One patient will be transferred Monday, with the other five expected by end of day Wednesday, according to the Saskatchewan Health Authority (SHA).
Premier Scott Moe said planning for transferring patients has been going on for "a number of days" and that patients will be transferred to ensure they receive "the very best possible care that they can."
Additional out-of-province support that may be required beyond Wednesday is being finalized, according to the SHA.
"We recognize the stress this will cause the families affected," SHA CEO Scott Livingstone said in a news release Monday morning.
"We continue to work every day to maximize capacity to provide care as close to home as possible, but this decision is necessary to maintain the quality of critical care services our patients need."
Saskatchewan had 85 COVID-19 patients in intensive care on Monday, a new record, according to the province's hospitalizations dashboard.
The SHA says there are normally 79 ICU beds in the province.
Dr. Michael Warner, head of critical care at Michael Garron Hospital in Toronto, told CBC News that "moving patients thousands of kilometres in an airplane should be the last resort."
"Of course it's safer to move health-care workers than patients," he said. "But it would be less ideal to not have capacity in Saskatchewan to deal with new patients coming in, so if they need to move patients proactively to create capacity then they should do it so that future patients can get the care they need."
Sask. asks feds for help
Moe said his government has asked Ottawa for additional staff to work in the province's ICUs. The federal government has said for several weeks that it's ready to help Saskatchewan battle its COVID surge.
"While we appreciate any help that the federal government can provide, we're also quite realistic that this will likely not be a large number of staff but it will be a very specialized grouping of staff," Moe said at a news conference Monday morning.
Saskatchewan Public Safety Agency president Marlo Pritchard said the request, sent this morning, is for critical care nurses, respiratory therapists and perfusionists, who control cardiac bypass machines during surgery.
Pritchard said the federal government may be able to provide two to five additional beds, but that the province hasn't received any details from the federal government as of yet.
Public Safety Minister Bill Blair's office confirmed to CBC News that the federal government received Saskatchewan's request and is currently reviewing it to co-ordinate supports "as soon as possible."
Ryan Meili, the leader of Saskatchewan's NDP Opposition, says having to move ICU patients to Ontario was an avoidable situation.

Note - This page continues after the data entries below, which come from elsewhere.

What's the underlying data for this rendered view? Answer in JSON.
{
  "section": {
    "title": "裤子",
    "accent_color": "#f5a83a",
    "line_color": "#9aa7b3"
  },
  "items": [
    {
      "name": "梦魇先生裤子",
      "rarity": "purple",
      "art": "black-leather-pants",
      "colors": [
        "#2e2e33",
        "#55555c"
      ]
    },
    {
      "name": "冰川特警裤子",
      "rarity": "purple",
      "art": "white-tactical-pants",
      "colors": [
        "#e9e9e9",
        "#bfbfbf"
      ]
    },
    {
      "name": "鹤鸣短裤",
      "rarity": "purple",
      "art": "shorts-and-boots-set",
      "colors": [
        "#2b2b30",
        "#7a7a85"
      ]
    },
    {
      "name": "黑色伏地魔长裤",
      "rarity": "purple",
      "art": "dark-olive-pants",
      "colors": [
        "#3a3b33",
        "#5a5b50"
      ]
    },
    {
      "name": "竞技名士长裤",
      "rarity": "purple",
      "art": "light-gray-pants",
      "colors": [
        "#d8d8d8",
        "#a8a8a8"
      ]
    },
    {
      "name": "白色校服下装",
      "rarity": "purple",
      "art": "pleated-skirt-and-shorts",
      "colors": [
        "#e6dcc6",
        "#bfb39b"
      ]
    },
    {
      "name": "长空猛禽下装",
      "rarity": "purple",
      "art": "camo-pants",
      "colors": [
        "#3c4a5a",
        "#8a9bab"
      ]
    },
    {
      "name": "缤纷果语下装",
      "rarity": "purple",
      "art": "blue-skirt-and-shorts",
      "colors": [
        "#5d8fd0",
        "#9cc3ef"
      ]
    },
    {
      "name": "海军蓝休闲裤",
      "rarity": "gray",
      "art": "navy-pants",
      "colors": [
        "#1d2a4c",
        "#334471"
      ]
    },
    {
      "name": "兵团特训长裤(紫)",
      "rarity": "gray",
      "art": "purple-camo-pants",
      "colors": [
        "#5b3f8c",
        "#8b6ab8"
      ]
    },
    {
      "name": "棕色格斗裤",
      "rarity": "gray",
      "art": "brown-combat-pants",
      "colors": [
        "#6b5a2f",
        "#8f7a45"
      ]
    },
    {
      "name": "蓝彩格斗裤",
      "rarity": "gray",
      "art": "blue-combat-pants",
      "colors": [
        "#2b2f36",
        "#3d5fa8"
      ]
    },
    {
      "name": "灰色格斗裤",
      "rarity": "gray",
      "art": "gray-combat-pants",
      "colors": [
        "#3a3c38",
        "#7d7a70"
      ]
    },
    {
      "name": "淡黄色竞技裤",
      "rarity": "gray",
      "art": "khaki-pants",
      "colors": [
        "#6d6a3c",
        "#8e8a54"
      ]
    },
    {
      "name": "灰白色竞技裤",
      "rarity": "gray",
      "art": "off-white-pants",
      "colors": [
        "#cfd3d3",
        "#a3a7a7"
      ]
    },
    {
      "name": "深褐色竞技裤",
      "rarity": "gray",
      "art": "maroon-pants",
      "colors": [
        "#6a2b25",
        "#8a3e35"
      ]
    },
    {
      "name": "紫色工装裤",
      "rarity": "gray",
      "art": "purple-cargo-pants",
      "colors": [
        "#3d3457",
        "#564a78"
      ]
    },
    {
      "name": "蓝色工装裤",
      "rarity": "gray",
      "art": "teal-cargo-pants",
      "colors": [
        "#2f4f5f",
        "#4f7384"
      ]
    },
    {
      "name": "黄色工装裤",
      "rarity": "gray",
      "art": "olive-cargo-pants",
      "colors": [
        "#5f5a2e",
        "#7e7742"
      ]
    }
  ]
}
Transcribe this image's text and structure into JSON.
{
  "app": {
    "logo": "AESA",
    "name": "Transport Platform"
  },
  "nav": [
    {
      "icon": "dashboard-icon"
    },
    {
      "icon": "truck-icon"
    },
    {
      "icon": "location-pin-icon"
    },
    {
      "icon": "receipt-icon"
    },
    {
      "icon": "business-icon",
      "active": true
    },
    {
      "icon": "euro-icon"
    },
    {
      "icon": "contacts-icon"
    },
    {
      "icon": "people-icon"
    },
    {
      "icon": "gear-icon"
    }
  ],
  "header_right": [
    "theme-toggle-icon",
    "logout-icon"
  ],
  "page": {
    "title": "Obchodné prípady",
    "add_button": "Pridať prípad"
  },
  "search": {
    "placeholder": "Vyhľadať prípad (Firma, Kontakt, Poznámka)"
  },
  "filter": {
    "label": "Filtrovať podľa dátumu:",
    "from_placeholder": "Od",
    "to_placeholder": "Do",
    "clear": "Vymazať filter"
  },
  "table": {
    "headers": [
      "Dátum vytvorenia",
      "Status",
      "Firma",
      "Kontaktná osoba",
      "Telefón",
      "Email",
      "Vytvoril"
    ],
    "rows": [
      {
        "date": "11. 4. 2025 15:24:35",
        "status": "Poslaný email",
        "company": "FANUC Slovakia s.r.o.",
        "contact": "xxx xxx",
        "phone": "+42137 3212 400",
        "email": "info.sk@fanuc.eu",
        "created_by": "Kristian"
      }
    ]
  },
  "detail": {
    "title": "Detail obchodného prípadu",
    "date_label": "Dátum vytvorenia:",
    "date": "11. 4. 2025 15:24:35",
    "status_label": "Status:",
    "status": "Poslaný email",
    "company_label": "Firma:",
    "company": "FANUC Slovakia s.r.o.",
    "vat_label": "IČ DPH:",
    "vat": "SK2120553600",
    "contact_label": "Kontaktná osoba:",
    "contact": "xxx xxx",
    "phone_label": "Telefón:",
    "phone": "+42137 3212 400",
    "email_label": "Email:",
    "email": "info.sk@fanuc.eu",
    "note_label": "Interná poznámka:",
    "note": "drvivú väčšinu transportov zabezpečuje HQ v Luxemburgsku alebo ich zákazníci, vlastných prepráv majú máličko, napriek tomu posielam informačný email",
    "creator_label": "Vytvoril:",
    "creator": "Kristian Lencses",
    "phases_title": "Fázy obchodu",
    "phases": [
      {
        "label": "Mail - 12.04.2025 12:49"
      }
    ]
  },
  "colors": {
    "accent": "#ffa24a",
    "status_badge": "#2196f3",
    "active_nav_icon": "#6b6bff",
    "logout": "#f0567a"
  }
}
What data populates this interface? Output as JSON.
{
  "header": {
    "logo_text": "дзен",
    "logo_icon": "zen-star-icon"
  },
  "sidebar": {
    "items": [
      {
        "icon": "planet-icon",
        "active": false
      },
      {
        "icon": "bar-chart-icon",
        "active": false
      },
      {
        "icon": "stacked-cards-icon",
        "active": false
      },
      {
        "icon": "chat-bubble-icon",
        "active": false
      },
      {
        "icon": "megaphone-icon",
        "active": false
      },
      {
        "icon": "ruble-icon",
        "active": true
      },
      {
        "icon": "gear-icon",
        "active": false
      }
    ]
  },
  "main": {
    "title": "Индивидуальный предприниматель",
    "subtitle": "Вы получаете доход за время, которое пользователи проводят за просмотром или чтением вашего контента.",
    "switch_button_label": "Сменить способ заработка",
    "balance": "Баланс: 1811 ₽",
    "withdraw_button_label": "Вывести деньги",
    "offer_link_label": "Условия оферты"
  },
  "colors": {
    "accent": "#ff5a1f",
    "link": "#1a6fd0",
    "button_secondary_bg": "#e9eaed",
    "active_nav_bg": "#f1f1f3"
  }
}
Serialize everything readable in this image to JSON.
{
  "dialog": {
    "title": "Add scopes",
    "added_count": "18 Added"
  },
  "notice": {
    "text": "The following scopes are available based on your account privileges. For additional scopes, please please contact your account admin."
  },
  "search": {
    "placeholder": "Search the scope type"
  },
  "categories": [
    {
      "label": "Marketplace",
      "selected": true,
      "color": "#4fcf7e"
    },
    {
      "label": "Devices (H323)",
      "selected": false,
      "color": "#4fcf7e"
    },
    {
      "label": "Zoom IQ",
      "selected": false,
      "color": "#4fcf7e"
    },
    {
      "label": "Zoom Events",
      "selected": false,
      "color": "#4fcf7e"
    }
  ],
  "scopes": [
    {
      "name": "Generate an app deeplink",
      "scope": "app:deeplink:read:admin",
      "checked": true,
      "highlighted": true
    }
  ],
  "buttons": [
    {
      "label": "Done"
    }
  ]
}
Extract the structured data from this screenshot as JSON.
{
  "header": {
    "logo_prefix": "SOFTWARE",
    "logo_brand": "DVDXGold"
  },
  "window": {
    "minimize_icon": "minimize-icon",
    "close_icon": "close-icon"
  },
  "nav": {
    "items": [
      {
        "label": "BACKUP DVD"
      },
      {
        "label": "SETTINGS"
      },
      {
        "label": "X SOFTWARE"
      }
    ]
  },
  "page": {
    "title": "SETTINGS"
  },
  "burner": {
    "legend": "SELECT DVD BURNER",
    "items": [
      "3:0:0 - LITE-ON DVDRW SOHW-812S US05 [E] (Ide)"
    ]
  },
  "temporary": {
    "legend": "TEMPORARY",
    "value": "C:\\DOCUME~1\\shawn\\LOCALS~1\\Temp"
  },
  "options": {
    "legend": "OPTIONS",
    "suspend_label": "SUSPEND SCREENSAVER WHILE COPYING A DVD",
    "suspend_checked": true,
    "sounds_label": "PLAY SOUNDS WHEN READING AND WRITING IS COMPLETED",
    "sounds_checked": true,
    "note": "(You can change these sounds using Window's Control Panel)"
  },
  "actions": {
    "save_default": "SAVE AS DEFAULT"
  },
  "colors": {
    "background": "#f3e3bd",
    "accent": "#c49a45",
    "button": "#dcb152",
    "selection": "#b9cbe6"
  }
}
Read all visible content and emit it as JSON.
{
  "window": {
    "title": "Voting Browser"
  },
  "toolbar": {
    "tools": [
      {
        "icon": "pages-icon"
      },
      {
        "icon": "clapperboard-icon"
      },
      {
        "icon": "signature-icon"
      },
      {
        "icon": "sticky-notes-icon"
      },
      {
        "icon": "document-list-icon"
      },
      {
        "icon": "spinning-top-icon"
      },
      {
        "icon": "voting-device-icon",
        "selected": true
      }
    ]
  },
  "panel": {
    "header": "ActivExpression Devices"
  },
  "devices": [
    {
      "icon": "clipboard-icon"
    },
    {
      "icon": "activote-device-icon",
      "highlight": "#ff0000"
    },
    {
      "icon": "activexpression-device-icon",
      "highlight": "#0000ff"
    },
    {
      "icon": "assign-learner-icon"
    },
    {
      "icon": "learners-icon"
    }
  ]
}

He accused Moe of playing politics by not asking Ottawa for help earlier.
"This premier owes the people of Saskatchewan an apology," Meili said in a news conference Monday afternoon. "The families and those patients who are on the planes on their way to Ontario, he owes them an apology.
"I would've called in help from the federal government and the military right away instead of waiting until it was too late."
The premier faced repeated questions about whether his government could have moved sooner on masking and proof of vaccination policies.
"Should we have moved a week or possibly 10 days earlier with that policy? That's a fair question," Moe said when taking questions from reporters.
Doctor predicts many more patients will be transferred
Dr. Hassan Masri, a Saskatoon-based intensive care physician, says every patient transported out of Saskatchewan is a "personal failure" of the premier and Health Minister Paul Merriman.
"We had asked for vaccine passports and vaccine mandates and for masking all summer long and we were ignored," Masri said.
While Masri says moving patients out of the province is necessary to avoid having to potentially deny some patients care based on a triage system, he says transferring only six patients will do little to relieve pressure on Saskatchewan's health-care system.
"In order for this transporting patients to Ontario to make any difference whatsoever to our collapsing health care, we are going to need to move potentially 30, 40, 50 patients," Masri said.